Façanhas do ti António Russo.



Como penso ser do conhecimento público, a Biblioteca de Instrução Popular, irá concluir a ‘Colectânea de Contos de José Loureiro Botas” com a edição do Volume II, e prefácio do nosso mais ilustre conterrâneo, Maestro Paulo Lameiro.

Deixo aqui um pequeno excerto de um conto (Façanhas do Ti António Russo) da última edição da BIP, da autoria de outro enorme escritor vieirense, António Vitorino.

Faço-o, porque primorosamente escrito, com elevadíssimo sentido de humor e totalmente atual.


“ … Mas melhor ainda era êle, quando se referia às virtudes dos outros; ou antes: aos defeitos! Era ouvi-lo falar do Luís Goiavado, pessoa pouco respeitadora de objectos alheios:

- Nunca se viu horta mais pequena do que a dêle e nunca houve quem mais couves levasse para casa! – E ria. Depois acrescentava: - É que as terras dos vizinhos produzem muito bem.

E por analogia ia dando maior largueza às apreciações. Não poupava ninguém, fosse alto ou baixo, que nisso sempre o ti António foi bastante atrevido:

- Assim são os da Câmbra, aquela rica gente da Marinha!

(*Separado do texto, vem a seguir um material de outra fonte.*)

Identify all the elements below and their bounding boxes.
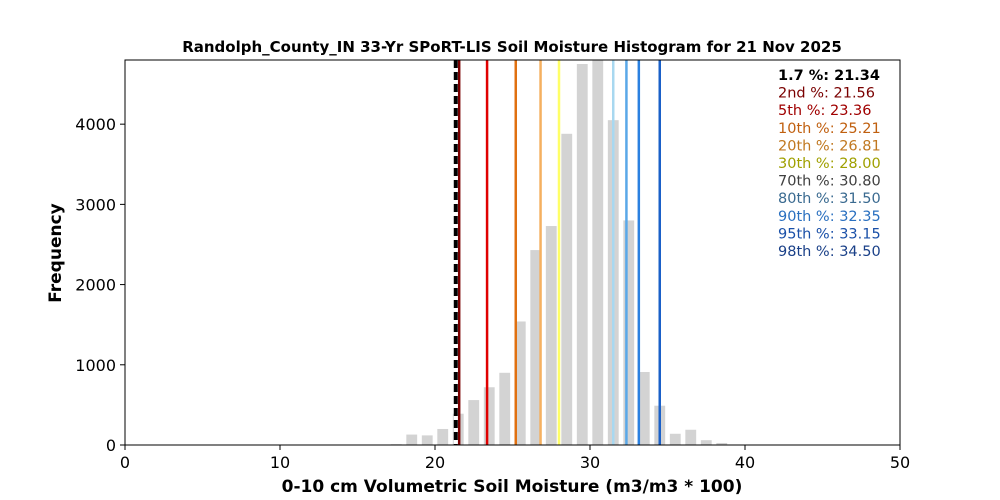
- histogram-bar: [669, 433, 681, 445]
- y-tick-label: 1000: [75, 356, 116, 375]
- legend-entry: 90th %: 32.35: [778, 209, 881, 225]
- histogram-bar: [576, 64, 588, 445]
- x-axis-ticks: 0 10 20 30 40 50: [120, 445, 910, 472]
- histogram-bar: [716, 442, 728, 445]
- y-axis-ticks: 0 1000 2000 3000 4000: [75, 115, 125, 455]
- histogram-bar: [483, 387, 495, 445]
- legend-entry: 20th %: 26.81: [778, 138, 881, 154]
- legend-entry: 95th %: 33.15: [778, 226, 881, 242]
- x-tick-label: 30: [580, 453, 600, 472]
- y-tick-label: 2000: [75, 276, 116, 295]
- x-tick-label: 50: [890, 453, 910, 472]
- histogram-bar: [468, 400, 480, 445]
- legend-entry: 70th %: 30.80: [778, 174, 881, 190]
- histogram-bar: [421, 435, 433, 446]
- histogram-bar: [530, 250, 542, 445]
- x-axis-label: 0-10 cm Volumetric Soil Moisture (m3/m3 …: [282, 477, 743, 497]
- y-axis-label: Frequency: [46, 203, 66, 303]
- histogram-bar: [545, 226, 557, 445]
- histogram-bar: [685, 429, 697, 445]
- legend-entry: 10th %: 25.21: [778, 121, 881, 137]
- histogram-bar: [437, 428, 449, 445]
- legend-entry: 30th %: 28.00: [778, 156, 881, 172]
- histogram-bar: [499, 372, 511, 445]
- chart-title: Randolph_County_IN 33-Yr SPoRT-LIS Soil …: [182, 38, 842, 56]
- x-tick-label: 40: [735, 453, 755, 472]
- legend-entry: 1.7 %: 21.34: [778, 68, 880, 84]
- histogram-bar: [406, 434, 418, 445]
- histogram-bar: [623, 220, 635, 445]
- plot-frame: [124, 59, 901, 446]
- histogram-bar: [514, 321, 526, 445]
- legend-entry: 2nd %: 21.56: [778, 86, 875, 102]
- histogram-bar: [700, 440, 712, 445]
- x-tick-label: 10: [270, 453, 290, 472]
- percentile-lines: [453, 60, 661, 445]
- legend-entry: 80th %: 31.50: [778, 191, 881, 207]
- x-tick-label: 0: [120, 453, 130, 472]
- y-tick-label: 4000: [75, 115, 116, 134]
- histogram-bar: [561, 133, 573, 446]
- x-tick-label: 20: [425, 453, 445, 472]
- legend-entry: 5th %: 23.36: [778, 103, 872, 119]
- y-tick-label: 3000: [75, 195, 116, 214]
- y-tick-label: 0: [106, 436, 116, 455]
- histogram-bar: [592, 60, 604, 445]
- legend-entry: 98th %: 34.50: [778, 244, 881, 260]
- histogram-bar: [638, 372, 650, 445]
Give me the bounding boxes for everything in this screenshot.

A Praia é uma horta onde eles vão apanhar os nabos e as alfaces; mas a respeito de esterco e cavar a terra, já não é com eles – porque a horta não lhes pertence. Podem os pescadores trazer na rêde apenas um ou dois montes de sardinha, ou só dois carapaus, que eles não se dispensam de receber quinhão. Os pescadores! Ora! Gente sem importância!...: Mas, se bebem um copo de vinho ou compram uma broa, se mercam um barrete ou novêlo de fio: de tudo, tudo a Câmbra recebe qualquer coisa – porque a Praia está na área do concelho. Mas se lhe disserem que não há um poço, nem uma rua, nem um candeeiro, nem a quem pedir licença, pra fazer uma barraca: nada, enfim, que se diga “isto é terra de gente”, Sua Senhoria encolhe os ombros e responde que a horta não é dela – porque a Praia está ainda no terreno das Matas. Tal e qual o Luís Goivado. Se os vizinhos lhe disserem: “Eh Luís, anda cá a revolver o esterco!” êle responderia: “A horta não é minha!” Só é dêle para apanhar as couves. E a praia também só pertence ao concelho para pagar imposto. Por isso mesmo é que eu lhes vou caçando os coelhos – já que não lhes posso caçar os fígados.

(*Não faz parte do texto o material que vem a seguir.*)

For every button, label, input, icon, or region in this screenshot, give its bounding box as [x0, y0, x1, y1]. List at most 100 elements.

Essas lérias – pois de lérias se tratava eram, por todos ouvidas com bastante agrado; porque pela bôca do ti António Russo falava muita gente. Ou talvez toda a que não era da Câmara nem era da Marinha. Eu suponho que é febras iguais às do ti António Russo que na guerra se fabricam os primeiros batalhadores. Êle lembrava certos homens que, sendo embora boas pessoas, são pela sua conduta, quási sempre maus cidadãos. O trabalho constante, ordeiro e pacífico, como que lhes repugna. Não sabem caminhar com o rebanho, nem aguentam o esforço que se faz, ao subir uma montanha, dando um passo de cada vez.”